Und ebenfalls seit zwei Jahrhunderten schafft sich die Staatsmacht die Instrumente, die sie für ihre geistig-moralische Mission braucht: die strikte Kontrolle über das Bildungswesen, eine der Macht untergeordnete Justiz und einen ungewöhnlich grossen Polizeiapparat mit starken Inland-Geheimdiensten, welche die Werte der Bewohner ausforschen. Unter Putin dreht sich die Spirale nur um eine Drehung weiter in der eingefahrenen Spur, beispielsweise 2016 mit der Schaffung neuer Inlandstreitkräfte, der Rosgvardia, unter dem Kommando des Präsidenten selbst. Russische Werte scheinen historisch untrennbar von Aufrüstung der Staatsmacht im Innern.

Bereits seit die Staatsmacht unter Nikolaj I den Kampf gegen die destruktiven Ideale des Westens – im Wesentlichen «Freiheit, Gleichheit, Brüderlichkeit» – aufgenommen hat, existiert der berüchtigte, von einem Deutschen geschaffene russische Inlandgeheimdienst, die «Dritte Abteilung», später Ochrana genannt: seit 1826. Auf welchen drei Säulen das russische Wertesystem beruht, formulierte Nikolajs Bildungsminister Uvarov, der in Göttingen studiert hatte: Autokratie (in aktueller Übersetzung: eine Staatsmacht, die von der Kirche geweiht und nicht durch Gewaltenteilung geschwächt ist und über dem Gesetz steht), orthodoxes, das heisst rechtgläubiges, vom «Patriarchen von Moskau und der ganzen Rus’» angeleitetes Christentum und «Volkstum». Selbstverständlich war der KGB, in dem Putin seine berufliche Laufbahn begann, auch in die frühzeitige Erkennung von Angriffen auf das Wertesystem involviert. 
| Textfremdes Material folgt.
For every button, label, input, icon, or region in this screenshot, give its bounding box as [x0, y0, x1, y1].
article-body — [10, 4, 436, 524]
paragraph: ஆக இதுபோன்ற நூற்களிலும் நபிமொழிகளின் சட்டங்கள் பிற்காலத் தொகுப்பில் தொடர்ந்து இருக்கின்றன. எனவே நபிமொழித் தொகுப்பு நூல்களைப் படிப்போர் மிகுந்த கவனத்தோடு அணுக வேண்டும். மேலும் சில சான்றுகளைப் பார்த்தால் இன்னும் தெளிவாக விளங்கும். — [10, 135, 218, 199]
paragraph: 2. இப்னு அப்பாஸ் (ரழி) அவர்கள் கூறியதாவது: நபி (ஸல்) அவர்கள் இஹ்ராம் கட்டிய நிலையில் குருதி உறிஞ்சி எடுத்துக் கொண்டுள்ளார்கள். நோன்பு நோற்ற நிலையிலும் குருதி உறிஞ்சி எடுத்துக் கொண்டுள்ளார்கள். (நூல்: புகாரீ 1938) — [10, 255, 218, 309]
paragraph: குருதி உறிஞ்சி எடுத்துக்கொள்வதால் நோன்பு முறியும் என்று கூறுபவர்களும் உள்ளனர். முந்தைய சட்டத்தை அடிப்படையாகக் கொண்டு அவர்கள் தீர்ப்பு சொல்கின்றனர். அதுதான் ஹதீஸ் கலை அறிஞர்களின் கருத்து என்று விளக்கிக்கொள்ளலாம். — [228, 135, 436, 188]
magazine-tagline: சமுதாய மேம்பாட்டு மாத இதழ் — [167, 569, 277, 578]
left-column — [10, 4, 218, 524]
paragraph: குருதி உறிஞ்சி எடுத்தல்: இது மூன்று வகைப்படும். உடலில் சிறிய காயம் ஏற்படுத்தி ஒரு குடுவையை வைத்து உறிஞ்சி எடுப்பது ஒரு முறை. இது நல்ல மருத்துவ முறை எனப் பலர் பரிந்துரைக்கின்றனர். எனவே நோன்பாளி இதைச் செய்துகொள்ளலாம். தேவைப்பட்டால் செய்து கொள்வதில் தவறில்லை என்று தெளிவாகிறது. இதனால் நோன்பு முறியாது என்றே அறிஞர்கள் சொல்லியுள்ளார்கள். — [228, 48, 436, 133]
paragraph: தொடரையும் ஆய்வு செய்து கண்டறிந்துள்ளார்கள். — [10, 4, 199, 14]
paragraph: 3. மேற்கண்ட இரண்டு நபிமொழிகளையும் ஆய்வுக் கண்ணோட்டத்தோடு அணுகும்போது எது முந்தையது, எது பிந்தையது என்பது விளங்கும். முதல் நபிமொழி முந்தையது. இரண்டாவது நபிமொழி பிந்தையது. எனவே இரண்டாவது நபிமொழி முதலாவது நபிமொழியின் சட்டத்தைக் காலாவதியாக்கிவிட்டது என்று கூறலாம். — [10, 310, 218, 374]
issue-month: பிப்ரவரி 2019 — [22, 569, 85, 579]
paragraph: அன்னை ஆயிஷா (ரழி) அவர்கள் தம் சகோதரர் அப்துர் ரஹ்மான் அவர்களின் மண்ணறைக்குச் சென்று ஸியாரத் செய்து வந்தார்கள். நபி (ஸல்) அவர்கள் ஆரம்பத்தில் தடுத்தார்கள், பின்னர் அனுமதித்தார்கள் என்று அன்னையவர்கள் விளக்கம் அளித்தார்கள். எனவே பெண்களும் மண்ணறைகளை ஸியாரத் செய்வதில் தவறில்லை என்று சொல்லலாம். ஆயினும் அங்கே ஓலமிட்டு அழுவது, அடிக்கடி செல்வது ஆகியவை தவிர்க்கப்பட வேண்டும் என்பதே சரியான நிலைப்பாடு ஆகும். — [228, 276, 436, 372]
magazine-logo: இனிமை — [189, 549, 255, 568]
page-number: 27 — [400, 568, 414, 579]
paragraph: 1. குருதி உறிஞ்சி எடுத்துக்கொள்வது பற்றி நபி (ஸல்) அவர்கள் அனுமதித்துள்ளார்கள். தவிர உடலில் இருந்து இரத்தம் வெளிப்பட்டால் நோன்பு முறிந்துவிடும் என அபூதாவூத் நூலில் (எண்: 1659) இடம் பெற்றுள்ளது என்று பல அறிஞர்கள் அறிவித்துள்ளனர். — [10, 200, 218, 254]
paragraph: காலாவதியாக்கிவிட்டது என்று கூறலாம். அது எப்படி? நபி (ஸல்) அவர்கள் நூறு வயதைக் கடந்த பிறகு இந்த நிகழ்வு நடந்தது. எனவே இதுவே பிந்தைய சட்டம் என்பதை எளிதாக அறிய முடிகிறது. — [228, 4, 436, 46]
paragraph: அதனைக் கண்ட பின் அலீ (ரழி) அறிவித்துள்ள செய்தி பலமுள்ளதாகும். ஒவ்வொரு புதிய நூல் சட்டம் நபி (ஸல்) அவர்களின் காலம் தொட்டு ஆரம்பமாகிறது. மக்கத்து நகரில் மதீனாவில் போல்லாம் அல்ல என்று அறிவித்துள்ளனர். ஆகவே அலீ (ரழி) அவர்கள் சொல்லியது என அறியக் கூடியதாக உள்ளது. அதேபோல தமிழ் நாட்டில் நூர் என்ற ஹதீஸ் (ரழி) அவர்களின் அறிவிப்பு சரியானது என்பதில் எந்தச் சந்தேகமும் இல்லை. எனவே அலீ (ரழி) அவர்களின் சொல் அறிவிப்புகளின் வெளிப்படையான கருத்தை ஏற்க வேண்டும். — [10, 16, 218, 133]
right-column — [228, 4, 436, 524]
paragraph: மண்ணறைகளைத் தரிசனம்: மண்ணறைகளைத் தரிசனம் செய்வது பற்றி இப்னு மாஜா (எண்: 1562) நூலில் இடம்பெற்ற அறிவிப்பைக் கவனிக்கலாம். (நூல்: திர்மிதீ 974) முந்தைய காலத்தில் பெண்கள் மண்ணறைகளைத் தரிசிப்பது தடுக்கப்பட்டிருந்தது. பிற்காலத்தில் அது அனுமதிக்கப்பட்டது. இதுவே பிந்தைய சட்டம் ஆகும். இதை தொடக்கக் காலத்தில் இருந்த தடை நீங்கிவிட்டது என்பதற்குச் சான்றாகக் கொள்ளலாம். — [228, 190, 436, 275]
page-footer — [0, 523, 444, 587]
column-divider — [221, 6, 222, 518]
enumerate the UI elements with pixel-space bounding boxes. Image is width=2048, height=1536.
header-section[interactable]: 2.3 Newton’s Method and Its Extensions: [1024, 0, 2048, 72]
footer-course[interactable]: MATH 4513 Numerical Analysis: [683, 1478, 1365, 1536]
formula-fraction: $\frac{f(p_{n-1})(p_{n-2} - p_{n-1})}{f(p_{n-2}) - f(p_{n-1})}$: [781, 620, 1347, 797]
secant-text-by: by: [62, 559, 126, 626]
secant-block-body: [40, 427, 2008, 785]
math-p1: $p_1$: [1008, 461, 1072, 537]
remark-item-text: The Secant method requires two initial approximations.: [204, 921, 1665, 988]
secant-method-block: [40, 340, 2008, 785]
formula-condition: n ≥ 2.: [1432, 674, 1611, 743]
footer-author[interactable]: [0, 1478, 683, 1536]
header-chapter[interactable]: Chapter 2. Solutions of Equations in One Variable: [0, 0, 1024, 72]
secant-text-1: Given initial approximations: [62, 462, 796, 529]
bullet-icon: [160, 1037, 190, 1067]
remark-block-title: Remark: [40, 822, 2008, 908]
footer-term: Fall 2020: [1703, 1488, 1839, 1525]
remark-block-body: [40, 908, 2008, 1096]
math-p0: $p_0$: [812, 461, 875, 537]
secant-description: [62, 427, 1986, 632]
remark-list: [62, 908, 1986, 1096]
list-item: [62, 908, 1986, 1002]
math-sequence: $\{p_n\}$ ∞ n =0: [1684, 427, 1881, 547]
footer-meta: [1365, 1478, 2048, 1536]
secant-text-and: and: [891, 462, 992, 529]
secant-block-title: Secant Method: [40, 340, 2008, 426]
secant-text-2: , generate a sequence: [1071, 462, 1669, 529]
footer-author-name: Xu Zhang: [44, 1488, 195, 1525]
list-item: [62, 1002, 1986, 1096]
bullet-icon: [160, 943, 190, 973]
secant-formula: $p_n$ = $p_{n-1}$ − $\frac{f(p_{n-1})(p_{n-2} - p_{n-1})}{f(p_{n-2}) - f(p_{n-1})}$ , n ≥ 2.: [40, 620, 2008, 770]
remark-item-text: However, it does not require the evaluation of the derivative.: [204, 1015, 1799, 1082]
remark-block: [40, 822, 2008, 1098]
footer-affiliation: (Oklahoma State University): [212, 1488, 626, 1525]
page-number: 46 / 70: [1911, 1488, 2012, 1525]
Kirill schreitet mit Schojgu
Moskaus Patriarch Kirill schreitet mit Verteidigungsminister Schojgu anlässlich der Einweihung 2020 der Kathedrale der Streitkräfte Russlands.
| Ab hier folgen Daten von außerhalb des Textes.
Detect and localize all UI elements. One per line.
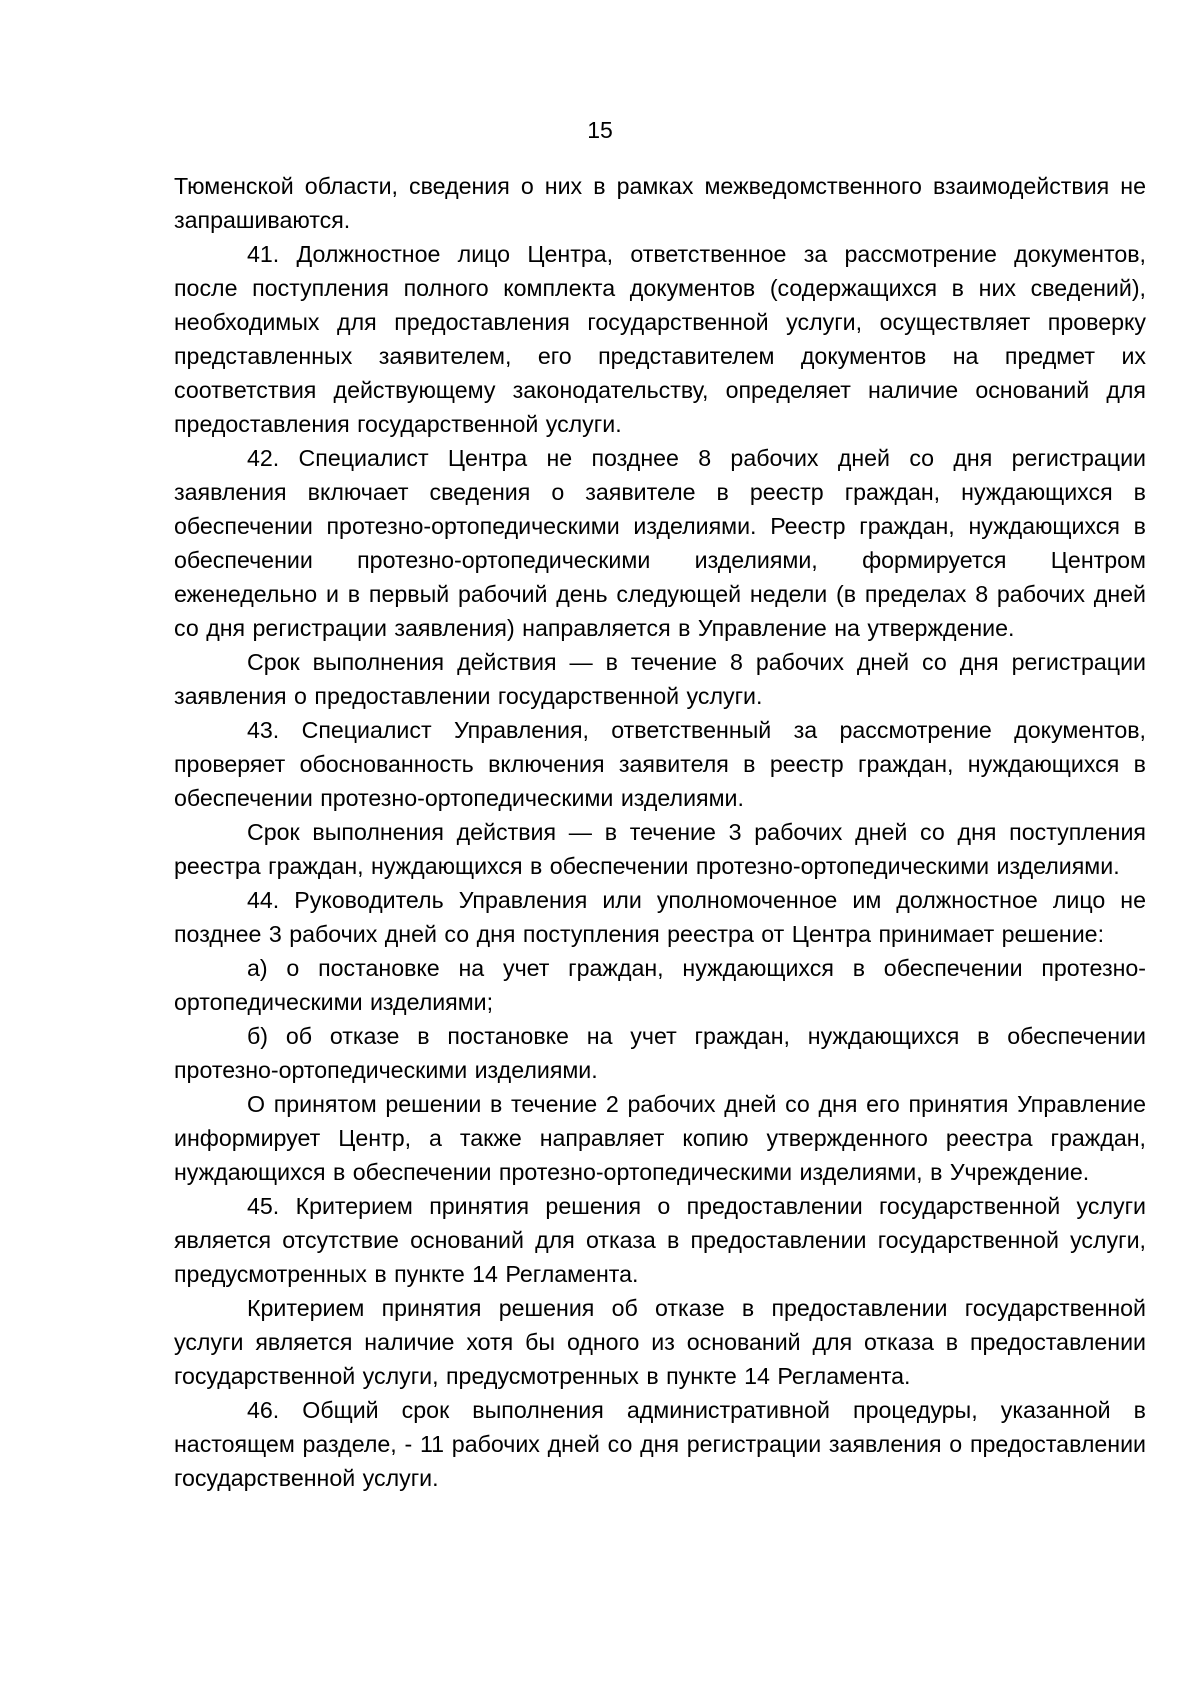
paragraph-44-a: а) о постановке на учет граждан, нуждающихся в обеспечении протезно-ортопедическими изделиями;: [174, 955, 1146, 1015]
paragraph-43: 43. Специалист Управления, ответственный за рассмотрение документов, проверяет обоснованность включения заявителя в реестр граждан, нуждающихся в обеспечении протезно-ортопедическими изделиями.: [174, 717, 1146, 811]
paragraph-45: 45. Критерием принятия решения о предоставлении государственной услуги является отсутствие оснований для отказа в предоставлении государственной услуги, предусмотренных в пункте 14 Регламента.: [174, 1193, 1146, 1287]
paragraph-44-notice: О принятом решении в течение 2 рабочих дней со дня его принятия Управление информирует Центр, а также направляет копию утвержденного реестра граждан, нуждающихся в обеспечении протезно-ортопедическими изделиями, в Учреждение.: [174, 1091, 1146, 1185]
paragraph-43-deadline: Срок выполнения действия — в течение 3 рабочих дней со дня поступления реестра граждан, нуждающихся в обеспечении протезно-ортопедическими изделиями.: [174, 819, 1146, 879]
paragraph-44-b: б) об отказе в постановке на учет граждан, нуждающихся в обеспечении протезно-ортопедическими изделиями.: [174, 1023, 1146, 1083]
paragraph-45-refusal: Критерием принятия решения об отказе в предоставлении государственной услуги является наличие хотя бы одного из оснований для отказа в предоставлении государственной услуги, предусмотренных в пункте 14 Регламента.: [174, 1295, 1146, 1389]
document-text: [174, 169, 1146, 1495]
paragraph-41: 41. Должностное лицо Центра, ответственное за рассмотрение документов, после поступления полного комплекта документов (содержащихся в них сведений), необходимых для предоставления государственной услуги, осуществляет проверку представленных заявителем, его представителем документов на предмет их соответствия действующему законодательству, определяет наличие оснований для предоставления государственной услуги.: [174, 241, 1146, 437]
page-number: 15: [587, 117, 613, 143]
paragraph-46: 46. Общий срок выполнения административной процедуры, указанной в настоящем разделе, - 11 рабочих дней со дня регистрации заявления о предоставлении государственной услуги.: [174, 1397, 1146, 1491]
paragraph-42-deadline: Срок выполнения действия — в течение 8 рабочих дней со дня регистрации заявления о предоставлении государственной услуги.: [174, 649, 1146, 709]
paragraph-42: 42. Специалист Центра не позднее 8 рабочих дней со дня регистрации заявления включает сведения о заявителе в реестр граждан, нуждающихся в обеспечении протезно-ортопедическими изделиями. Реестр граждан, нуждающихся в обеспечении протезно-ортопедическими изделиями, формируется Центром еженедельно и в первый рабочий день следующей недели (в пределах 8 рабочих дней со дня регистрации заявления) направляется в Управление на утверждение.: [174, 445, 1146, 641]
paragraph-44: 44. Руководитель Управления или уполномоченное им должностное лицо не позднее 3 рабочих дней со дня поступления реестра от Центра принимает решение:: [174, 887, 1146, 947]
paragraph-continuation: Тюменской области, сведения о них в рамках межведомственного взаимодействия не запрашиваются.: [174, 173, 1146, 233]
Aber was hat es mit Werten auf sich, die nur mit einem immer weiter ausgebauten Polizeiapparat verteidigt werden können – gegen destruktive Werte, die jederzeit von aussen kommen, den russischen oder sowjetischen Menschen zwar fremd sind, aber doch immer wieder Einheimische wie mit einem Virus anstecken, die dann als bezahlte ausländische Agenten das moralisch-geistige Fundament der Macht und des Volkes zu untergraben versuchen? Und das in Kontinuität seit zwei Jahrhunderten ….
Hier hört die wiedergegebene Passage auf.